The Man from A.W.A.Y.

When I moved to Maine there were things I was expecting and there were things that nobody told me about.

The weather, yes, I wanted to live someplace cold in the hopes of beating out or at least mitigating the effects of climate change. However, nobody warned me about the sultry summers and the black flies and mosquitoes that would form an angry halo around me looking for the one spot that I neglected to bug spray.

The love for blueberries was self-evident, and I can understand the obsession for donuts which seems to run through all of New England; they love, I mean really love their donuts. I also knew that I would not be able to have the convenience of a dozen or more stores that were open twenty-four hours mere blocks from my house. Nope! In my town after eight in the evening the streets are deserted as if the inhabitants have shuttered themselves in awaiting a nightly attack of vampires. Let me be clear we are at the north end of America and everything is endued with a feeling of being haunted.
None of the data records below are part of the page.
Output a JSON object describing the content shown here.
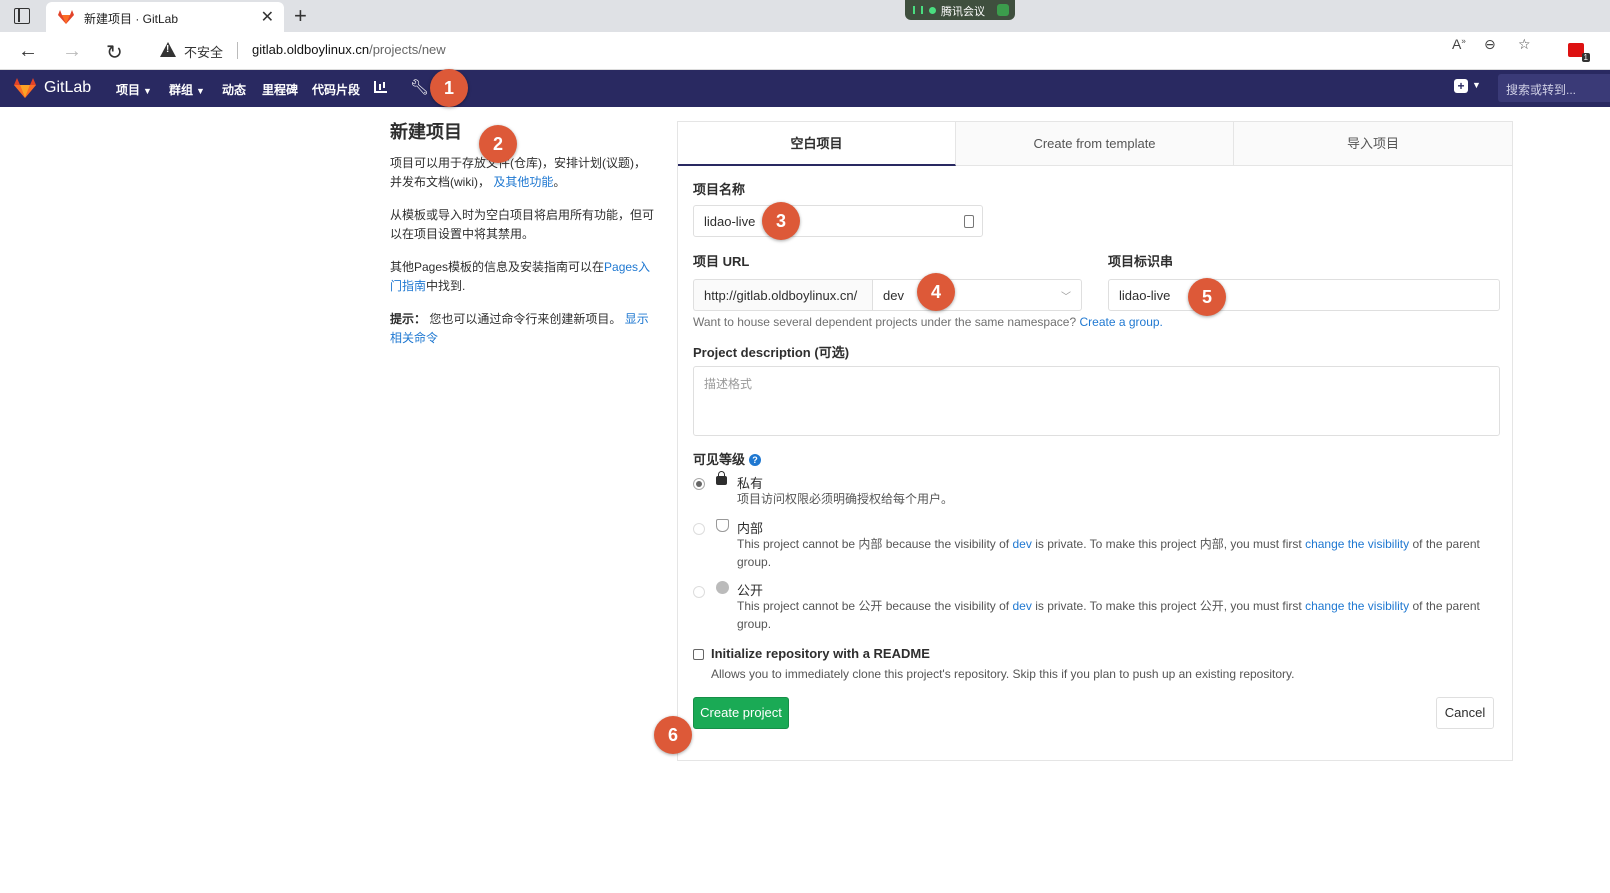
{
  "browser": {
    "tab_title": "新建项目 · GitLab",
    "new_tab": "+",
    "meeting_label": "腾讯会议",
    "insecure_label": "不安全",
    "url_host": "gitlab.oldboylinux.cn",
    "url_path": "/projects/new",
    "ext_badge_count": "1"
  },
  "gitlab_header": {
    "brand": "GitLab",
    "nav": [
      "项目",
      "群组",
      "动态",
      "里程碑",
      "代码片段"
    ],
    "search_placeholder": "搜索或转到..."
  },
  "left": {
    "title": "新建项目",
    "p1": "项目可以用于存放文件(仓库)，安排计划(议题)，并发布文档(wiki)，",
    "p1_link": "及其他功能",
    "p1_end": "。",
    "p2": "从模板或导入时为空白项目将启用所有功能，但可以在项目设置中将其禁用。",
    "p3": "其他Pages模板的信息及安装指南可以在",
    "p3_link": "Pages入门指南",
    "p3_end": "中找到.",
    "p4_bold": "提示：",
    "p4": "您也可以通过命令行来创建新项目。",
    "p4_link": "显示相关命令"
  },
  "tabs": [
    "空白项目",
    "Create from template",
    "导入项目"
  ],
  "form": {
    "project_name_label": "项目名称",
    "project_name_value": "lidao-live",
    "project_url_label": "项目 URL",
    "url_prefix": "http://gitlab.oldboylinux.cn/",
    "namespace": "dev",
    "slug_label": "项目标识串",
    "slug_value": "lidao-live",
    "group_hint": "Want to house several dependent projects under the same namespace?",
    "group_hint_link": "Create a group.",
    "desc_label": "Project description (可选)",
    "desc_placeholder": "描述格式",
    "visibility_label": "可见等级",
    "visibility": [
      {
        "title": "私有",
        "desc": "项目访问权限必须明确授权给每个用户。"
      },
      {
        "title": "内部",
        "desc_a": "This project cannot be 内部 because the visibility of",
        "desc_link1": "dev",
        "desc_b": "is private. To make this project 内部, you must first",
        "desc_link2": "change the visibility",
        "desc_c": "of the parent group."
      },
      {
        "title": "公开",
        "desc_a": "This project cannot be 公开 because the visibility of",
        "desc_link1": "dev",
        "desc_b": "is private. To make this project 公开, you must first",
        "desc_link2": "change the visibility",
        "desc_c": "of the parent group."
      }
    ],
    "readme_label": "Initialize repository with a README",
    "readme_desc": "Allows you to immediately clone this project's repository. Skip this if you plan to push up an existing repository.",
    "create_button": "Create project",
    "cancel_button": "Cancel"
  },
  "markers": [
    "1",
    "2",
    "3",
    "4",
    "5",
    "6"
  ],
  "colors": {
    "header_bg": "#292961",
    "create_btn": "#1aaa55",
    "link": "#1f78d1",
    "marker": "#dd5938"
  }
}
Camp! Camp? Is it a noun? Is it a verb? Yes. Make sure that the "a"  has that Boston sound and you will be right on target. They go to camp. They buy a camp. I will not go to camp as to me living in my regular house feels like roughing it. But bless them if they want to do so.

Anyway one of my neighbors explained the concept of being from "away" to me. If you are not born here you are not from here, you are from "away." You could save everyone's life here from a meteor strike, defuse the biggest bomb ever or stop a rabid Sasquatch and you will still be from "away."

This is not cute or funny, it is a deep-seated form of xenophobia that seems to  be a big part of the culture. 

When I said that I would not tolerate this crap, several of my neighbors said it is from the older or more rural population. I'd like to think they believed this but I have seen different.

When I went to a yard sale with my wife the person having the sale said, "You are not from around here." Believe me she was not talking about us being from a different town, she meant we were from out of state.

Last week we were waiting outside to enter a bakery (due to covid restrictions of the number of persons who could be in the shop at one time.). The young guy asked us where we were from. We told them the name of the town we lived in, his next question was did we go to school there? Clearly this line of questioning was to discover where from "away" did we come from.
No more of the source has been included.